I may not know exactly how many, but I do know the quality of the lives he leaves behind.  He and Grandma raised two incredible children, my dad and Aunt Carol.  And they in turn have raised some pretty awesome grandkids (if I do say so myself).  Family is God's greatest instrument for good on this earth, and I think Grandpa got that.  He was intensely loyal to all of us.  Even though he was at times a gruff old sailor, we all knew how much he loved us.  One of the best memories I have of this entire saga is a phone call I got from my dad telling me about a conversation with Grandpa.  Grandpa was in the hospital during one of his many stays and Dad was there visiting (as he faithfully did throughout the entire process).  Grandpa turned to Dad and said, "Ya know, this whole thing has made us a lot closer."  In the midst of all the pain, the beeping machines, sleepless nights and uncomfortable beds, Grandpa had not lost sight of what is important.  And I think that is the highest tribute I can give to him.

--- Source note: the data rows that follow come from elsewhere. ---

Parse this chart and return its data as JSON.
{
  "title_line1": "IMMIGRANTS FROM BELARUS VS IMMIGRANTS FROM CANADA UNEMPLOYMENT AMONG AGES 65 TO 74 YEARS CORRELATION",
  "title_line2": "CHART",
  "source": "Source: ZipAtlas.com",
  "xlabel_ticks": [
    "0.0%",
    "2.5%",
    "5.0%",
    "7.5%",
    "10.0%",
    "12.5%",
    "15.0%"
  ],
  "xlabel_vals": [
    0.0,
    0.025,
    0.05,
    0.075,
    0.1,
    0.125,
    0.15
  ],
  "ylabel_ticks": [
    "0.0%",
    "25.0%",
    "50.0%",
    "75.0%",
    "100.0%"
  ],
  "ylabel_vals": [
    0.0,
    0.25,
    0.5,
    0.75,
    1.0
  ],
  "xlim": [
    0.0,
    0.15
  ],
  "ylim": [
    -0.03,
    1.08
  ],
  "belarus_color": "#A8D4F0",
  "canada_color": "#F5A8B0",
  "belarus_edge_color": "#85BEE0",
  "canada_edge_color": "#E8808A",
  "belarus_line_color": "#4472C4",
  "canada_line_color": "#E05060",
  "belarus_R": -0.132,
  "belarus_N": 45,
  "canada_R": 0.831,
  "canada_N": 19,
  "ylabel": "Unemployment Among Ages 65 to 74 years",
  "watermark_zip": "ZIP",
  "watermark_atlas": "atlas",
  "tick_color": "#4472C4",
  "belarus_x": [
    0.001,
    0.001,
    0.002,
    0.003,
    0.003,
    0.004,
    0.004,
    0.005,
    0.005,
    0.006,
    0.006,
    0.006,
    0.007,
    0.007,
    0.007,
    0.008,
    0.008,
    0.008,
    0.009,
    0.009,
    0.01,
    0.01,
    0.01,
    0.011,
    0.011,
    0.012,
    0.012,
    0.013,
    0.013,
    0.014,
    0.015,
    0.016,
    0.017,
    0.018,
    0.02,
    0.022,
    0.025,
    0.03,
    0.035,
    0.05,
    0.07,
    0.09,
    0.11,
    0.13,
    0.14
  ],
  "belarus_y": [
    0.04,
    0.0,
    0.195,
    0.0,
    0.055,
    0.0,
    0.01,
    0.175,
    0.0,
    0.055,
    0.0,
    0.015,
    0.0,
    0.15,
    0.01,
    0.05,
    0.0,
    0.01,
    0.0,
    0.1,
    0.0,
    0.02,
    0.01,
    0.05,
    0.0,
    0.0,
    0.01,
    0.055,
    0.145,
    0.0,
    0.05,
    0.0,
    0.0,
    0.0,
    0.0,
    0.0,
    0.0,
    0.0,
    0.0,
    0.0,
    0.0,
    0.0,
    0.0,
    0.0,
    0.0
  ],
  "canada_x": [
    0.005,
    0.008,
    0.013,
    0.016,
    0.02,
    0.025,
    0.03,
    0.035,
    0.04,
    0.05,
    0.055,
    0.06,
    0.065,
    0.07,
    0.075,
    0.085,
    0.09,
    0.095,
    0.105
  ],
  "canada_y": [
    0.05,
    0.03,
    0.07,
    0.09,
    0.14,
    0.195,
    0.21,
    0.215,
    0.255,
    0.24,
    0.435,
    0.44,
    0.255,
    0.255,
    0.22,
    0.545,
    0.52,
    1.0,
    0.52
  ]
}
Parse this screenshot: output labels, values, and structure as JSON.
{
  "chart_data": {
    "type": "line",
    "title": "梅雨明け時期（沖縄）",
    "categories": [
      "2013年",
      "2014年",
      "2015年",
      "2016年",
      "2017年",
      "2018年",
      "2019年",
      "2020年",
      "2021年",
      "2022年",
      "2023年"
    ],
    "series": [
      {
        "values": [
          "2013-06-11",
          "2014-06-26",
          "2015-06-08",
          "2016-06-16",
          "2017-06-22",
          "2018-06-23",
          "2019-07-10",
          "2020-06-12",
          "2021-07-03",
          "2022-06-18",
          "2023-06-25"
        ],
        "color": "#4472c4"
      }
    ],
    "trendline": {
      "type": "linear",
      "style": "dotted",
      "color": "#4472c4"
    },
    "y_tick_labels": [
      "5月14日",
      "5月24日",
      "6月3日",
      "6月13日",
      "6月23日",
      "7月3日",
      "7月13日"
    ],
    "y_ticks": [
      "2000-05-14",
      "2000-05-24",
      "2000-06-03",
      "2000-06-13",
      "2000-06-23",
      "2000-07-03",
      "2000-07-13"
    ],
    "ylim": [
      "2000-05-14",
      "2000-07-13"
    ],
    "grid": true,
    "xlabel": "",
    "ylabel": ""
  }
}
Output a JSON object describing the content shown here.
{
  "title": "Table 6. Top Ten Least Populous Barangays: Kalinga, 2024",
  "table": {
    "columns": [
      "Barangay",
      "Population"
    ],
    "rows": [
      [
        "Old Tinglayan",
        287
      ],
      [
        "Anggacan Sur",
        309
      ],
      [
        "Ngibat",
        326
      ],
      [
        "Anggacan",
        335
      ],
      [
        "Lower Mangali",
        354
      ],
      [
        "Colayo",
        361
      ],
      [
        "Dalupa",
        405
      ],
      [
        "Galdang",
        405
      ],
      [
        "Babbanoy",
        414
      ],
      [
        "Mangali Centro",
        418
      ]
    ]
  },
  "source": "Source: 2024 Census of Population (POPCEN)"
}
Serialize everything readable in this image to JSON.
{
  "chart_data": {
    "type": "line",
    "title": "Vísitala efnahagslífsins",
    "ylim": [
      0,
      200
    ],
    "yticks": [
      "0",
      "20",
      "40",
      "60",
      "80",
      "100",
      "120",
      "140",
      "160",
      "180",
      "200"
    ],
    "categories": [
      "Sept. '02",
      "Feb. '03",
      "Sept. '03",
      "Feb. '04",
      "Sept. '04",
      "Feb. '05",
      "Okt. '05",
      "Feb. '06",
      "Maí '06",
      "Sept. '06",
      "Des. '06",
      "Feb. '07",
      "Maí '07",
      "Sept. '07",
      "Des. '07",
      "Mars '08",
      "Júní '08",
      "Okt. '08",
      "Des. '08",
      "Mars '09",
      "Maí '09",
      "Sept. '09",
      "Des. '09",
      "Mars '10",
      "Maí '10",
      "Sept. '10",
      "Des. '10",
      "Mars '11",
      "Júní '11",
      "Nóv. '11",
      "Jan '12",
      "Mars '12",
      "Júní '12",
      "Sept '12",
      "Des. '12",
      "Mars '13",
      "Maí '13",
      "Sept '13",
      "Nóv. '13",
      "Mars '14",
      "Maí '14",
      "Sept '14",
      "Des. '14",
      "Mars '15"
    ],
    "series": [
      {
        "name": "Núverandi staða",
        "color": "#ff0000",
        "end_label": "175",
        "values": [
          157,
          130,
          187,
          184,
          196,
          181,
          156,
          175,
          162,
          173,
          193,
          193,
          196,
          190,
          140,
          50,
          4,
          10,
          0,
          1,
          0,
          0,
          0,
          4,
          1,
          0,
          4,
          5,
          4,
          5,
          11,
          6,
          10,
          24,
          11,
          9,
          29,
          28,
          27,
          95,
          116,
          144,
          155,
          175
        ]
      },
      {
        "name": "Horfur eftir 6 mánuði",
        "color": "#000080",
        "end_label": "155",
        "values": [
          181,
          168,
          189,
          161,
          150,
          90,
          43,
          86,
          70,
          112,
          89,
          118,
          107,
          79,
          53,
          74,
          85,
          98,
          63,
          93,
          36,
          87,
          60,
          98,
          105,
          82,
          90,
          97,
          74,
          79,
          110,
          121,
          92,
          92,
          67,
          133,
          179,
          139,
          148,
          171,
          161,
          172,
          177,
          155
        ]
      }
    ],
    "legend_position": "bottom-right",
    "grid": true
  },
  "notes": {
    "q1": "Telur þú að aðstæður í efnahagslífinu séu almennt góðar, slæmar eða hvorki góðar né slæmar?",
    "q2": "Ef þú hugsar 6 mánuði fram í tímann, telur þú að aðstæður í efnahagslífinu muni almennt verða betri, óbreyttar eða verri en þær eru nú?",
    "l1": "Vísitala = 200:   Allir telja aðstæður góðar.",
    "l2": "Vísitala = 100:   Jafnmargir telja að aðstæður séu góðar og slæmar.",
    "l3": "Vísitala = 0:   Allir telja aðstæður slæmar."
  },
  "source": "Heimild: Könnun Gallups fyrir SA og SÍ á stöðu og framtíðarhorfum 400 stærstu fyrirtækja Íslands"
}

One final thought: I can't help but see the beauty of Grandpa passing on Rosh Hoshanah.  Rosh Hoshanah is the Jewish New Year, called the Feast of Trumpets in the Old Testament ( Leviticus 23:24Numbers 29:1).  It represents the creation of the world and life and looks forward to Yom Kippur, the day of atonement.  On this Rosh Hashanah I praise God for his creation of the life of my Grandpa and I'm so glad that Grandpa could confidently look forward to the day of atonement because his sins are covered by the blood of the Messiah, Jesus Christ.